Research by both by the Alliance Trust and, more recently, Age UK has questioned the suitability of current indices of inflation for use with retirement benefits, e g the Basic State Pension and occupational pensions. The studies show that:

  • Inflation rises with age - on average in the last two years the inflation rate of the oldest households run by the over-75s was 67% higher than that of the youngest households (under 30s).
  • In every month of the two years studied (2003 and 2004) homes run by people of retirement age (65+) faced higher inflation than those of working age.
  • The biggest difference between the oldest and youngest groups was in April 2004 when the inflation rate for homes run by over-75s was more than 136% higher than that for homes run by under-30s. The smallest difference between the two groups' inflation was 28% in March 2003.
  • The oldest households' average inflation was 36% higher than the average experienced by all households.

However the Alliance Trust studies really understate rises in the cost of living for pensioners. The authors based their research on data from the Expenditure and Food Survey (EFS) and the Consumer Price Index (CPI) which both differ in many respects from the Retail Price Index (RPI). Although the "shopping basket of goods and services" for the CPI is very similar to that of the RPI, the CPI specifically excludes Council Tax expenditure, for example. The CPI is also designed to be lower than the RPI as its calculation is based on geometric means as opposed to arithmetic means. See: The difference between an arithmetic mean and a geometric mean. And why it matters.

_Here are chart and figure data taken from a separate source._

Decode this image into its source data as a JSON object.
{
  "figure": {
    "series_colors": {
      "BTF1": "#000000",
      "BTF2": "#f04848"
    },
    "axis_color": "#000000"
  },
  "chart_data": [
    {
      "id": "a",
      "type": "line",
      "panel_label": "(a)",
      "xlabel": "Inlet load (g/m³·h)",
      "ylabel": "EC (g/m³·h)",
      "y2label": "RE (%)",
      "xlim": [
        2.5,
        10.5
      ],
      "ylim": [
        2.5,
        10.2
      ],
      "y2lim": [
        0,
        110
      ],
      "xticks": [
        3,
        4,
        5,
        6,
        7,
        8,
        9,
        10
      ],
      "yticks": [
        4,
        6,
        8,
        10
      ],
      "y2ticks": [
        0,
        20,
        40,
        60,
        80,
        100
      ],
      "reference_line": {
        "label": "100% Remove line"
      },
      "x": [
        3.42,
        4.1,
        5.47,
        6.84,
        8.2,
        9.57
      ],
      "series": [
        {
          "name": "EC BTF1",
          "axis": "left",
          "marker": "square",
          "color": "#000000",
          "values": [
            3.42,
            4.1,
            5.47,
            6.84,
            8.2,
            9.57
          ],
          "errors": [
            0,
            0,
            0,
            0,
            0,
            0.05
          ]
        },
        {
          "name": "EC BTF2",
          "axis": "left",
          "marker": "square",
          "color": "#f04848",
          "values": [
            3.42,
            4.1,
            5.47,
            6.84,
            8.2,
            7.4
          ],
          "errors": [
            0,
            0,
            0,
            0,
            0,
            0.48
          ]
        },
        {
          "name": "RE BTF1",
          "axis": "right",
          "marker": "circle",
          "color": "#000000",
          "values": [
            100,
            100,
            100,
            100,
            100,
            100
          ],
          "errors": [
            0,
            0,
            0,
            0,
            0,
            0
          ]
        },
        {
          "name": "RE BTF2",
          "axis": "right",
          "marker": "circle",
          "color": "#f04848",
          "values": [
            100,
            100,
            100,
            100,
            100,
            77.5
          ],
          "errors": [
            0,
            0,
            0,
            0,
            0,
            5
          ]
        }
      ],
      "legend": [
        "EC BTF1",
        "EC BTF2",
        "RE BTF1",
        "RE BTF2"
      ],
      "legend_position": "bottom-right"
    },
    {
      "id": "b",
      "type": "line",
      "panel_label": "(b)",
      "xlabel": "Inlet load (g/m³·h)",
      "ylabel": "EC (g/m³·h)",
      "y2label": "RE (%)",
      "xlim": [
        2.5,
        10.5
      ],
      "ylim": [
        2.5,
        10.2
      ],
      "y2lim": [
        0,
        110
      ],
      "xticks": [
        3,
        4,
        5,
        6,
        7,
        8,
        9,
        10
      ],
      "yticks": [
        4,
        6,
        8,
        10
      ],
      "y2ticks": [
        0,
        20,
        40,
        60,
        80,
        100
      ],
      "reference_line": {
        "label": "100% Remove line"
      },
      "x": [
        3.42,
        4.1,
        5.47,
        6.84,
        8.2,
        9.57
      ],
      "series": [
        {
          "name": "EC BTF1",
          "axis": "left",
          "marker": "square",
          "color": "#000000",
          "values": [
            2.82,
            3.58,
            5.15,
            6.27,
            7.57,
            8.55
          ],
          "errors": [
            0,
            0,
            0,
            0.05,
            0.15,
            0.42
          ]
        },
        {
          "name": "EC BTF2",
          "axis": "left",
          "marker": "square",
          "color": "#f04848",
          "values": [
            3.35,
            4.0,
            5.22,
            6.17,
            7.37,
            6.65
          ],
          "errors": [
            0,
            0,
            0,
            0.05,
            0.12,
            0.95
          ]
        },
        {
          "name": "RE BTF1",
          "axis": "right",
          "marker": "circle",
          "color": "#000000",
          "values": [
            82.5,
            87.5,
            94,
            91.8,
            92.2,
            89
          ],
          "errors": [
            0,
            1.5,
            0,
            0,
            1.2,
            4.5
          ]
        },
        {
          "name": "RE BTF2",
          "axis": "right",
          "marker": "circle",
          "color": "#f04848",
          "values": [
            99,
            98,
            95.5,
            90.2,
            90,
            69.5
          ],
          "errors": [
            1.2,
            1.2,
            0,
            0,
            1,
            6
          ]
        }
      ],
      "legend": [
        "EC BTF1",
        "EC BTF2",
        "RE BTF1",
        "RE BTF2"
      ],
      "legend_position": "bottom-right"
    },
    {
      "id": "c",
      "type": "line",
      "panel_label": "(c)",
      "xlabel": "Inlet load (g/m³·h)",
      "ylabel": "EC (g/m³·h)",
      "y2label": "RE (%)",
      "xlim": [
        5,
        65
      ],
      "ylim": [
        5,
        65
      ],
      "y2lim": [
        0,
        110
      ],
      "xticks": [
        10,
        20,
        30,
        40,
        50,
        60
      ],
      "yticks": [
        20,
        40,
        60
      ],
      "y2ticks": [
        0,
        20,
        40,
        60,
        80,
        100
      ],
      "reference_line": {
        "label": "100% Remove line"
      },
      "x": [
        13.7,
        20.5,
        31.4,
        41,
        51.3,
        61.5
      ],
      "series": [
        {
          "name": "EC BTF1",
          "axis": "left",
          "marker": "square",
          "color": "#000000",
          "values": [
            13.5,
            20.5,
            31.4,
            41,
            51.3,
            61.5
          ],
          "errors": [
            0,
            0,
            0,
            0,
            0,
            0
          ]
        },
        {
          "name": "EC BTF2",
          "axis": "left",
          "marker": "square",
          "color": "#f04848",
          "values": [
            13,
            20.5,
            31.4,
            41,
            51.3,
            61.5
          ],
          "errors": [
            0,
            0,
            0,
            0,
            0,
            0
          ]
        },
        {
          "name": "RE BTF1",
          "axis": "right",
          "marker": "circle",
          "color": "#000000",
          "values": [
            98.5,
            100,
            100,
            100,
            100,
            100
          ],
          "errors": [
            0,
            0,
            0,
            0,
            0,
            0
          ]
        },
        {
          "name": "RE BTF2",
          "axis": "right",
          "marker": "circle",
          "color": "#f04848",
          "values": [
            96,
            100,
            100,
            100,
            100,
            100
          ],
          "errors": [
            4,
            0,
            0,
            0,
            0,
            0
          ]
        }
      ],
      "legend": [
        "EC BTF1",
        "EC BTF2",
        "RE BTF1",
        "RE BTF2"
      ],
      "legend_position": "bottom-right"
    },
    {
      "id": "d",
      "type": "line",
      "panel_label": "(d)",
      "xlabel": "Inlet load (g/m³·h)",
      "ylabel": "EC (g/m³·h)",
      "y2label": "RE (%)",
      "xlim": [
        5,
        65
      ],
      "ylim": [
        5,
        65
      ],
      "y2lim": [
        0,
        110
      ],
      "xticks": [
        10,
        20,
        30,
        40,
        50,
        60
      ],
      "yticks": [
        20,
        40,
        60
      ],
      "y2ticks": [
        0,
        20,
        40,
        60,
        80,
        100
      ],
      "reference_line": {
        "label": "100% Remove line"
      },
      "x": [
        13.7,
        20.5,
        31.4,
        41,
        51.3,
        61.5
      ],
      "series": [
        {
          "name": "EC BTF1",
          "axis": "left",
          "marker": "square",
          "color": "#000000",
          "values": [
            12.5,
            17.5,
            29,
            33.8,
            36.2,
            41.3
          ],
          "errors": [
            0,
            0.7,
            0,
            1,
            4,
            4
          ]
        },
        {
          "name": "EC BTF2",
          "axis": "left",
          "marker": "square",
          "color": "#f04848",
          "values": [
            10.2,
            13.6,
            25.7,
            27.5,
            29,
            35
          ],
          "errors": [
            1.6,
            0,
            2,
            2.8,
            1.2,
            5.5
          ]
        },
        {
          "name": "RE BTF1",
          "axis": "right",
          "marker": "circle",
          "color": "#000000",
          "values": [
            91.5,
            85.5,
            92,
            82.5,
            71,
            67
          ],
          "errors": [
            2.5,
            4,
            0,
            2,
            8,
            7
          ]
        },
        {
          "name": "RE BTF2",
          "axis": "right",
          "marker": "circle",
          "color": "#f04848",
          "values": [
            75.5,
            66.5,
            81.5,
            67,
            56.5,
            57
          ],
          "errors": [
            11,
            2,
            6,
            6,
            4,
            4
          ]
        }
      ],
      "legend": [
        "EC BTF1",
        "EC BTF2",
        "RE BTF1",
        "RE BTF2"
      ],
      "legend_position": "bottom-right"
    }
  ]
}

Council Tax is of course a major item of expenditure for a great many pensioners. The average annual disposable income of households with 2 retired persons is about £14k which should be compared with that for all non-retired households (on which most of the RPI is based) of £29k. On average, Council Tax is about 6% of a retired household's disposable income compared with only 3% for the non-retired.

Clearly there is a case to be made for a more suitable index for inflation proofing of all pensions. In fact for some years now the Office for National Statistics (ONS) has published two versions of an RPI just for those pensioners who are largely dependent on benefits, one for one person and the other for two person households. Some items in the "shopping basket" for these, which are in the standard RPI, are excluded, e g, canteen meals (including state school meals) and all housing sections . The exclusion of workplace and school meals is obvious; the exclusion of the housing sections was made on the grounds that the price indicators used in the all items RPI "would not be appropriate and would overstate the price increases experienced by these pensioners as they would mostly be cushioned against some rises by rebates". The ONS says "it would be technically difficult to compile separate house price indicator items for these households". Whereas it might be justifiable to exclude mortgage interest payments because 69% of the retired households are owned outright it is difficult to see the case for excluding Council Tax and household insurance. Housing benefits concentrated at the lower levels of income only amount on average to about 4% of the disposable income.